Millimetre Wave band in 5G | 15 Jan 2022

For Prelims: Millimetre Wave band, 5G, Low-Earth Orbit (LEO), Satellite Industry, Spectrum, International Telecommunication Union

For mains: 5G technology, mm Wave bands of 5G and concerns related to it, Satellite Communication, International Telecommunication Union.

Why in News

Recently, Satcom Industry Association-India (SIA) has voiced concerns over the Government’s plan to include the Millimetre Wave (mm Wave) bands in the 5G spectrum auction

  • SIA is an industry body that represents the interests of the communication satellite ecosystem in India.
  • Telecom Regulatory Authority of India (TRAI) had sought industries’ views on topics related to quantum of spectrum to be auctioned off.

Key Points

  • 5G Technology:
    • About:
      • 5G is the 5th generation mobile network. It is a new global wireless standard after 1G, 2G, 3G, and 4G networks.
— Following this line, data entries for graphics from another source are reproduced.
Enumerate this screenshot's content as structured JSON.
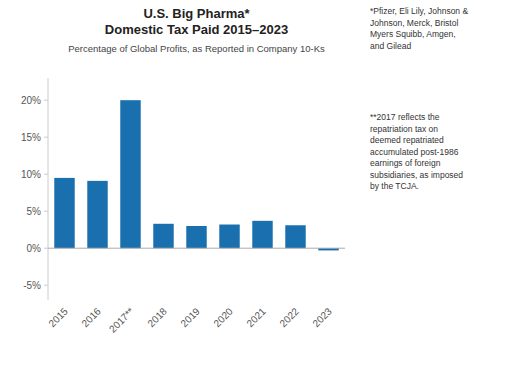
{
  "chart_data": {
    "type": "bar",
    "title": [
      "U.S. Big Pharma*",
      "Domestic Tax Paid 2015–2023"
    ],
    "subtitle": "Percentage of Global Profits, as Reported in Company 10-Ks",
    "annotations": [
      "*Pfizer, Eli Lily, Johnson &\nJohnson, Merck, Bristol\nMyers Squibb, Amgen,\nand Gilead",
      "**2017 reflects the\nrepatriation tax on\ndeemed repatriated\naccumulated post-1986\nearnings of foreign\nsubsidiaries, as imposed\nby the TCJA."
    ],
    "categories": [
      "2015",
      "2016",
      "2017**",
      "2018",
      "2019",
      "2020",
      "2021",
      "2022",
      "2023"
    ],
    "values": [
      9.5,
      9.1,
      20.0,
      3.3,
      3.0,
      3.2,
      3.7,
      3.1,
      -0.3
    ],
    "color": "#1a6faf",
    "ylim": [
      -7,
      23
    ],
    "yticks": [
      {
        "value": -5,
        "label": "-5%"
      },
      {
        "value": 0,
        "label": "0%"
      },
      {
        "value": 5,
        "label": "5%"
      },
      {
        "value": 10,
        "label": "10%"
      },
      {
        "value": 15,
        "label": "15%"
      },
      {
        "value": 20,
        "label": "20%"
      }
    ],
    "grid": false
  }
}
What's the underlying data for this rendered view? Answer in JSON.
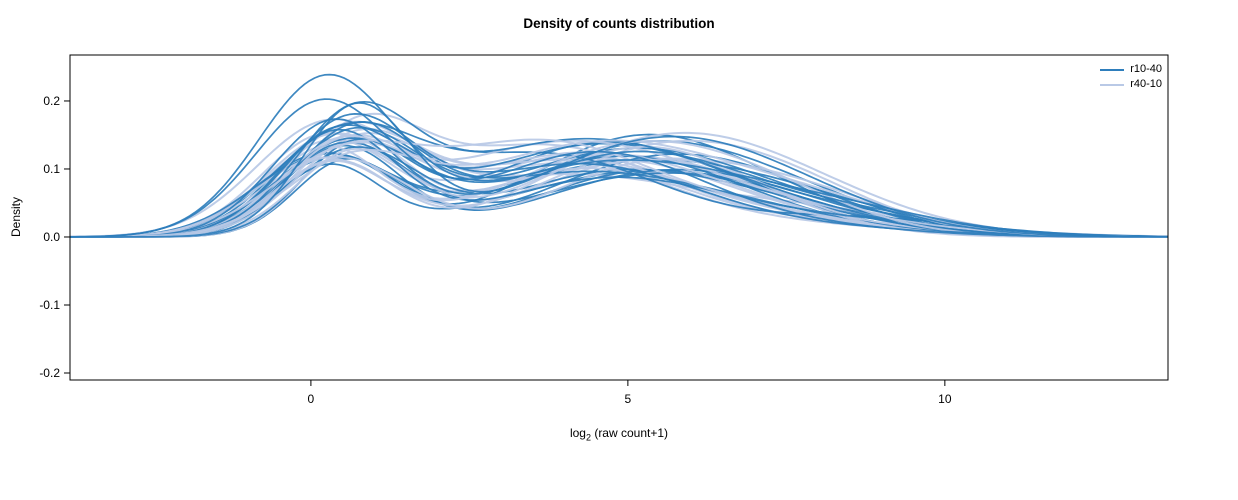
{
  "chart_data": {
    "type": "line",
    "subtype": "density",
    "title": "Density of counts distribution",
    "xlabel": {
      "prefix": "log",
      "sub": "2",
      "rest": " (raw count+1)"
    },
    "ylabel": "Density",
    "xlim": [
      -3.8,
      13.52
    ],
    "ylim": [
      -0.2103,
      0.2676
    ],
    "xticks": [
      0,
      5,
      10
    ],
    "xtick_labels": [
      "0",
      "5",
      "10"
    ],
    "yticks": [
      -0.2,
      -0.1,
      0.0,
      0.1,
      0.2
    ],
    "ytick_labels": [
      "-0.2",
      "-0.1",
      "0.0",
      "0.1",
      "0.2"
    ],
    "grid": false,
    "background": "#ffffff",
    "box_color": "#000000",
    "legend": {
      "position": "top-right",
      "entries": [
        {
          "label": "r10-40",
          "color": "#2e7ebc"
        },
        {
          "label": "r40-10",
          "color": "#b9c9e6"
        }
      ]
    },
    "series": [
      {
        "name": "r10-40",
        "color": "#2e7ebc",
        "line_width": 1.7,
        "opacity": 0.92,
        "seed": 101,
        "peak1_heights": [
          0.228,
          0.197,
          0.188,
          0.168,
          0.162,
          0.157,
          0.152,
          0.149,
          0.146,
          0.143,
          0.14,
          0.137,
          0.134,
          0.131,
          0.128,
          0.125,
          0.122,
          0.118,
          0.114,
          0.11,
          0.105,
          0.1
        ]
      },
      {
        "name": "r40-10",
        "color": "#b9c9e6",
        "line_width": 2.0,
        "opacity": 0.92,
        "seed": 202,
        "peak1_heights": [
          0.155,
          0.15,
          0.146,
          0.143,
          0.14,
          0.137,
          0.134,
          0.131,
          0.128,
          0.126,
          0.124,
          0.122,
          0.12,
          0.117,
          0.114,
          0.111,
          0.108,
          0.105,
          0.102,
          0.098
        ]
      }
    ],
    "curve_model": {
      "description": "each density curve = sum of three gaussian bumps: sharp peak near x=0.4, broad hump near x=4.7, small right tail bump near x=8",
      "x_points": 220,
      "ranges": {
        "m1": [
          0.15,
          0.75
        ],
        "s1": [
          0.8,
          1.15
        ],
        "m2": [
          3.6,
          5.7
        ],
        "s2": [
          1.7,
          2.3
        ],
        "h2": [
          0.085,
          0.145
        ],
        "m3": [
          7.0,
          8.8
        ],
        "s3": [
          1.4,
          2.0
        ],
        "h3": [
          0.005,
          0.035
        ]
      }
    }
  }
}
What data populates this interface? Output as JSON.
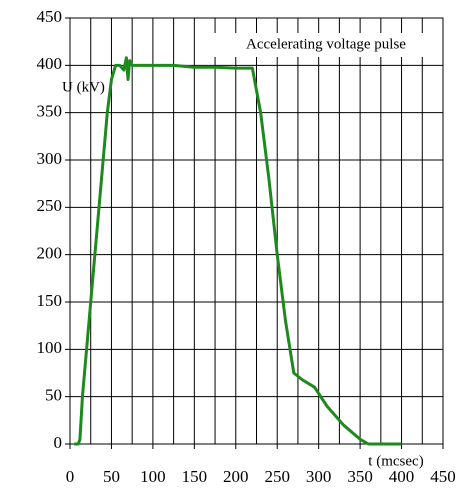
{
  "chart_data": {
    "type": "line",
    "legend_text": "Accelerating voltage pulse",
    "y_label": "U (kV)",
    "x_label": "t (mcsec)",
    "x": [
      5,
      10,
      12,
      15,
      20,
      25,
      30,
      35,
      40,
      45,
      50,
      55,
      60,
      65,
      68,
      70,
      72,
      75,
      100,
      125,
      150,
      175,
      200,
      220,
      230,
      240,
      250,
      260,
      270,
      280,
      295,
      310,
      330,
      350,
      360,
      400
    ],
    "series": [
      {
        "name": "Accelerating voltage pulse",
        "color": "#1e8a1e",
        "values": [
          0,
          0,
          5,
          50,
          100,
          150,
          200,
          250,
          300,
          350,
          385,
          400,
          400,
          395,
          408,
          385,
          405,
          400,
          400,
          400,
          398,
          398,
          397,
          397,
          350,
          280,
          200,
          130,
          75,
          68,
          60,
          40,
          20,
          5,
          0,
          0
        ]
      }
    ],
    "xlim": [
      0,
      450
    ],
    "xticks": [
      0,
      50,
      100,
      150,
      200,
      250,
      300,
      350,
      400,
      450
    ],
    "x_minor_grid": 25,
    "ylim": [
      0,
      450
    ],
    "yticks": [
      0,
      50,
      100,
      150,
      200,
      250,
      300,
      350,
      400,
      450
    ],
    "grid": true
  }
}
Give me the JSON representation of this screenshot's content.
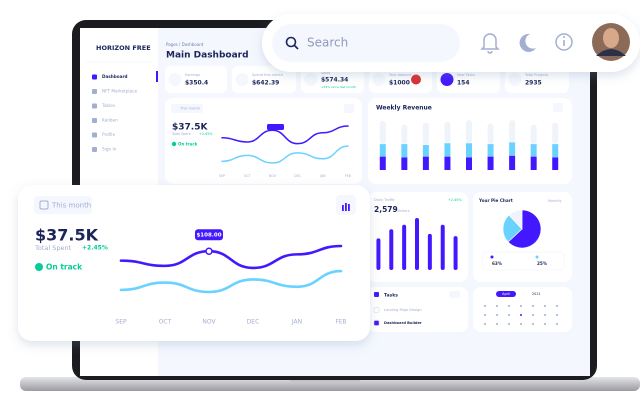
{
  "sidebar": {
    "brand": "HORIZON FREE",
    "menu": [
      "Dashboard",
      "NFT Marketplace",
      "Tables",
      "Kanban",
      "Profile",
      "Sign In"
    ]
  },
  "header": {
    "breadcrumb": "Pages / Dashboard",
    "title": "Main Dashboard"
  },
  "search": {
    "placeholder": "Search"
  },
  "stats": [
    {
      "label": "Earnings",
      "value": "$350.4"
    },
    {
      "label": "Spend this month",
      "value": "$642.39"
    },
    {
      "label": "Sales",
      "value": "$574.34",
      "note": "+23% since last month"
    },
    {
      "label": "Your balance",
      "value": "$1000"
    },
    {
      "label": "New Tasks",
      "value": "154"
    },
    {
      "label": "Total Projects",
      "value": "2935"
    }
  ],
  "spend_card": {
    "button": "This month",
    "total": "$37.5K",
    "total_label": "Total Spent",
    "change": "+2.45%",
    "status": "On track",
    "tooltip": "$108.00"
  },
  "traffic_card": {
    "title": "Daily Traffic",
    "total": "2,579",
    "unit": "Visitors",
    "change": "+2.45%"
  },
  "pie_card": {
    "title": "Your Pie Chart",
    "period": "Monthly"
  },
  "tasks": {
    "title": "Tasks",
    "items": [
      "Landing Page Design",
      "Dashboard Builder"
    ]
  },
  "calendar": {
    "month": "April",
    "year": "2021"
  },
  "chart_data": [
    {
      "type": "line",
      "categories": [
        "SEP",
        "OCT",
        "NOV",
        "DEC",
        "JAN",
        "FEB"
      ],
      "series": [
        {
          "color": "#4318ff",
          "values": [
            99,
            94,
            108,
            92,
            105,
            113
          ]
        },
        {
          "color": "#6ad2ff",
          "values": [
            71,
            78,
            69,
            81,
            74,
            89
          ]
        }
      ]
    },
    {
      "type": "bar",
      "title": "Weekly Revenue",
      "stacked": true,
      "categories": [
        null,
        null,
        null,
        null,
        null,
        null,
        null,
        null,
        null
      ],
      "series": [
        {
          "color": "#4318ff",
          "values": [
            15,
            14,
            15,
            15,
            14,
            15,
            16,
            15,
            14
          ]
        },
        {
          "color": "#6ad2ff",
          "values": [
            14,
            15,
            13,
            15,
            16,
            14,
            15,
            14,
            15
          ]
        },
        {
          "color": "#eff4fb",
          "values": [
            26,
            22,
            25,
            24,
            26,
            23,
            25,
            22,
            24
          ]
        }
      ]
    },
    {
      "type": "bar",
      "categories": [
        null,
        null,
        null,
        null,
        null,
        null,
        null
      ],
      "values": [
        28,
        36,
        40,
        46,
        32,
        40,
        30
      ],
      "color": "#4318ff"
    },
    {
      "type": "pie",
      "values": [
        63,
        25,
        12
      ],
      "value_labels": [
        "63%",
        "25%",
        null
      ],
      "colors": [
        "#4318ff",
        "#6ad2ff",
        "#eff4fb"
      ]
    }
  ]
}
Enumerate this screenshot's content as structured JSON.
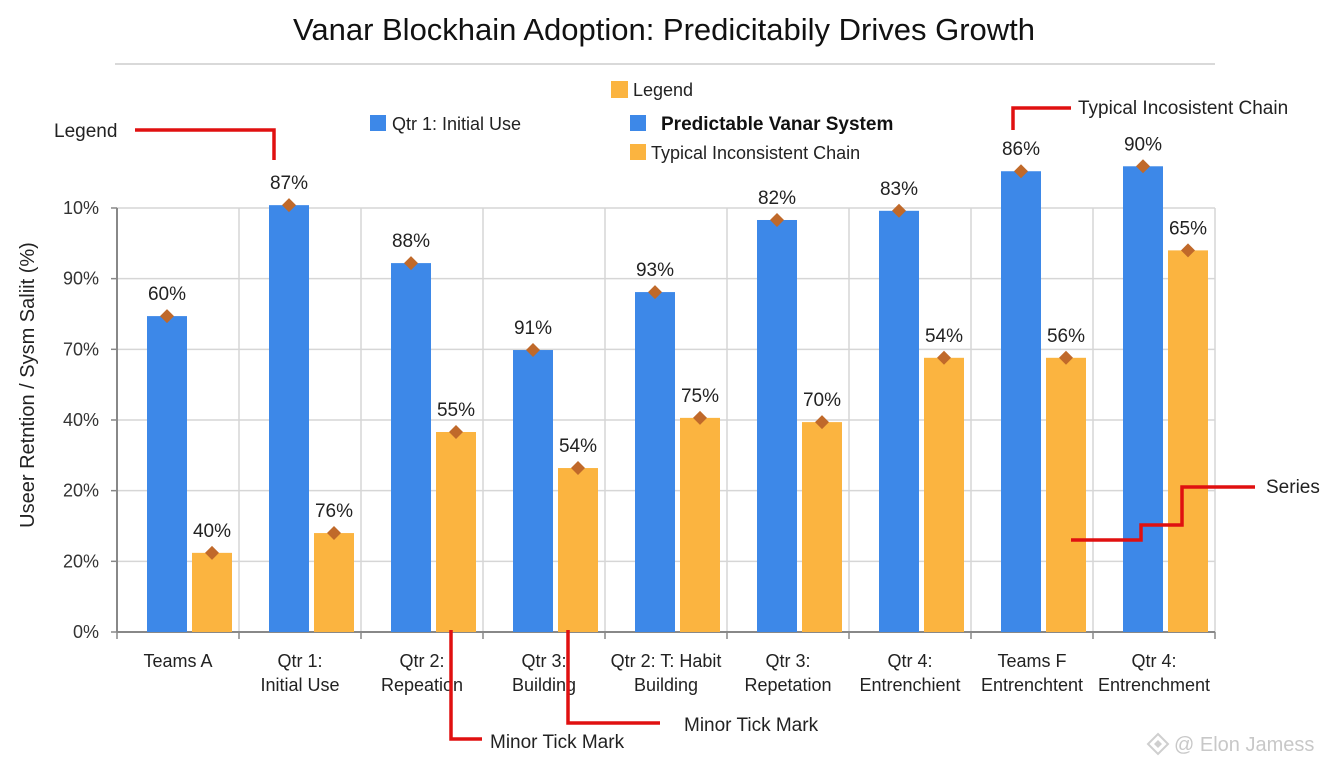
{
  "chart_data": {
    "type": "bar",
    "title": "Vanar Blockhain Adoption: Predicitabily Drives Growth",
    "xlabel": "",
    "ylabel": "Useer Retntion / Sysm Saliit (%)",
    "y_tick_labels": [
      "0%",
      "20%",
      "20%",
      "40%",
      "70%",
      "90%",
      "10%"
    ],
    "y_axis_note": "Tick labels are printed non-monotonically; bar values below are expressed in tick-index units (0 = bottom tick, 6 = top tick) as drawn, with printed data labels given separately.",
    "ylim_tick_index": [
      0,
      6
    ],
    "grid": true,
    "legend_position": "top-center",
    "categories": [
      "Teams A",
      "Qtr 1:\nInitial Use",
      "Qtr 2:\nRepeation",
      "Qtr 3:\nBuilding",
      "Qtr 2: T: Habit\nBuilding",
      "Qtr 3:\nRepetation",
      "Qtr 4:\nEntrenchient",
      "Teams F\nEntrenchtent",
      "Qtr 4:\nEntrenchment"
    ],
    "series": [
      {
        "name": "Predictable Vanar System",
        "color": "#3d88e8",
        "values_tick_index": [
          4.47,
          6.04,
          5.22,
          3.99,
          4.81,
          5.83,
          5.96,
          6.52,
          6.59
        ],
        "data_labels": [
          "60%",
          "87%",
          "88%",
          "91%",
          "93%",
          "82%",
          "83%",
          "86%",
          "90%"
        ]
      },
      {
        "name": "Typical Inconsistent Chain",
        "color": "#fbb440",
        "values_tick_index": [
          1.12,
          1.4,
          2.83,
          2.32,
          3.03,
          2.97,
          3.88,
          3.88,
          5.4
        ],
        "data_labels": [
          "40%",
          "76%",
          "55%",
          "54%",
          "75%",
          "70%",
          "54%",
          "56%",
          "65%"
        ]
      }
    ],
    "marker": {
      "shape": "diamond",
      "color": "#c0692a"
    },
    "legend": {
      "header_label": "Legend",
      "header_color": "#fbb440",
      "extra_entry": {
        "label": "Qtr 1: Initial Use",
        "color": "#3d88e8"
      },
      "entries": [
        {
          "label": "Predictable Vanar System",
          "color": "#3d88e8",
          "bold": true
        },
        {
          "label": "Typical Inconsistent Chain",
          "color": "#fbb440"
        }
      ]
    },
    "annotations": [
      {
        "text": "Legend",
        "target": "Qtr 1 blue bar label"
      },
      {
        "text": "Typical Incosistent Chain",
        "target": "Teams F blue bar label"
      },
      {
        "text": "Series",
        "target": "Teams F orange bar"
      },
      {
        "text": "Minor Tick Mark",
        "target": "x-axis between Qtr 2 and Qtr 3"
      },
      {
        "text": "Minor Tick Mark",
        "target": "x-axis between Qtr 3 and Qtr 2: Habit Building"
      }
    ],
    "annotation_color": "#e01010"
  },
  "watermark": {
    "icon": "binance-diamond-icon",
    "text": "@ Elon Jamess"
  }
}
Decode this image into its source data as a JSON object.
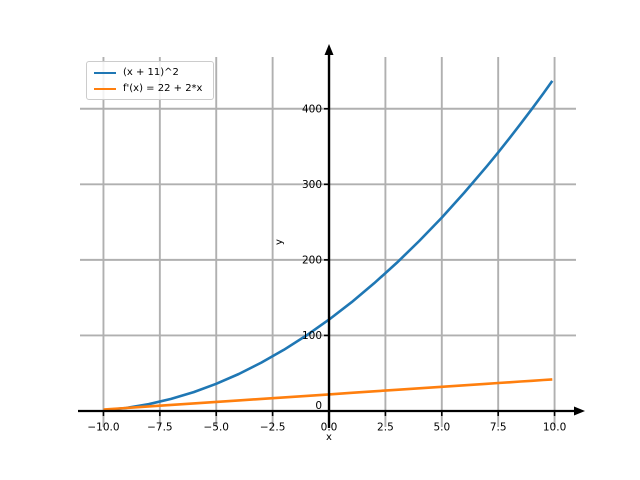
{
  "chart_data": {
    "type": "line",
    "title": "",
    "xlabel": "x",
    "ylabel": "y",
    "grid": true,
    "legend_position": "upper left",
    "background": "#ffffff",
    "grid_color": "#b0b0b0",
    "axis_color": "#000000",
    "xlim": [
      -11.04,
      10.95
    ],
    "ylim": [
      -21.2,
      468.5
    ],
    "x": [
      -10,
      -9,
      -8,
      -7,
      -6,
      -5,
      -4,
      -3,
      -2,
      -1,
      0,
      1,
      2,
      3,
      4,
      5,
      6,
      7,
      7.5,
      8,
      8.5,
      9,
      9.5,
      9.9
    ],
    "series": [
      {
        "name": "(x + 11)^2",
        "color": "#1f77b4",
        "values": [
          1,
          4,
          9,
          16,
          25,
          36,
          49,
          64,
          81,
          100,
          121,
          144,
          169,
          196,
          225,
          256,
          289,
          324,
          342.25,
          361,
          380.25,
          400,
          420.25,
          436.81
        ]
      },
      {
        "name": "f'(x) = 22 + 2*x",
        "color": "#ff7f0e",
        "values": [
          2,
          4,
          6,
          8,
          10,
          12,
          14,
          16,
          18,
          20,
          22,
          24,
          26,
          28,
          30,
          32,
          34,
          36,
          37,
          38,
          39,
          40,
          41,
          41.8
        ]
      }
    ],
    "xticks": {
      "values": [
        -10,
        -7.5,
        -5,
        -2.5,
        0,
        2.5,
        5,
        7.5,
        10
      ],
      "labels": [
        "−10.0",
        "−7.5",
        "−5.0",
        "−2.5",
        "0.0",
        "2.5",
        "5.0",
        "7.5",
        "10.0"
      ]
    },
    "yticks": {
      "values": [
        0,
        100,
        200,
        300,
        400
      ],
      "labels": [
        "0",
        "100",
        "200",
        "300",
        "400"
      ]
    }
  }
}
The 5G networks will operate in the mm Wave spectrum.
      • It enables a new kind of network that is designed to connect virtually everyone and everything together including machines, objects, and devices.
    • Bands in 5G: 5G mainly work in 3 bands, namely low, mid and high frequency spectrum — all of which have their own uses as well as limitations.
      • Low band spectrum: It has shown great promise in terms of coverage and speed of internet and data exchange however the maximum speed is limited to 100 Mbps (Megabits per second).
      • Mid-band spectrum: It offers higher speeds compared to the low band, but has limitations in terms of coverage area and penetration of signals.
      • High-band spectrum: It has the highest speed of all the three bands, but has extremely limited coverage and signal penetration strength.
        • Internet speeds in the high-band spectrum of 5G has been tested to be as high as 20 Gbps (gigabits per second), while, in most cases, the maximum internet data speed in 4G has been recorded at 1 Gbps.

  • Millimetre Wave-Band:
    • About:
      • It is a particular segment of the radio frequency spectrum that ranges between 24 GHz and 100 GHz.
      • This spectrum, as the name suggests, has a short wavelength, and is appropriate to deliver greater speeds and lower latencies. This in turn makes data transfer efficient and seamless as the current available networks work optimally only on lower frequency bandwidths.
    • Significance:
      • 5G services can be deployed using lower frequency bands. They can cover greater distances and are proven to work efficiently even in urban environments, which are prone to interference.
      • But, when it comes to data speeds, these bands fail to hit peak potential needed for a true 5G experience. So, mmWave is that quintessential piece in the 5G jigsaw puzzle for mobile service providers.
    • Effect on Satellite Industry:
      • The Internet has largely been provided to users via fibre-optic based broadband connectivity or mobile network. Of late, another class of Internet vendors is showing up. These are satellite-based communication service providers.
      • This segment uses Low-Earth Orbit (LEO) satellites to provide broadband to both urban and rural users. Their service could also be used for weather predictions.
      • The mm- band had been the subject of controversy due to out-of-band emissions into the passive satellite band used for weather satellites at 23.6-24 GHz.
        • Out-of-band emission is emission on a frequency or frequencies immediately outside the necessary bandwidth which results from the modulation process.
        • The level of out-of-band emission can not be reduced without affecting the corresponding transmission of information.
  • Concerns Raised by the Industry:
    • Against ITU Norms:
      • SIA urged the regulator to limit the inclusion of mmWave spectrum in the 5G auction as 27.5-31 GHz and 17.7-21.2 GHz bands have been preserved for satellite-based broadband services as per the decision taken by the International Telecommunication Union (ITU).
      • The industry body pointed to Europe’s “5G Roadmap”, which is built on the ITU’s decision to hold these bands for satellite-based broadband services.
    • Denial of Benefits:
      • It also noted that offering excessive spectrum resources in the upcoming 5G auction will result in Indian citizens being denied the benefits of high-demand, advanced satellite broadband services.
    • Loss to Economy:
      • It will result in a massive loss to the Indian economy of up to USD 184.6 billion by 2030, along with the loss of Foreign Direct Investment (FDI) and employment generation benefits.
  • SIA’s Suggestions:
    • SIA-India has noted that the 330 MHz of spectrum in the 3.3-3.67 GHz band is enough to satisfy India’s mid-band 5G needs while ensuring a competitive auction.
    • The industry body also noted that providing excess spectrum could pose a downside risk of the bands going unsold, or even worse, underutilised by terrestrial players at the expense of satellite-based service providers.The allocation of mmWave band is critical to the satellite communication industry, which needs a stronger regulatory support to ensure that 5G operations don’t interfere with their existing operations.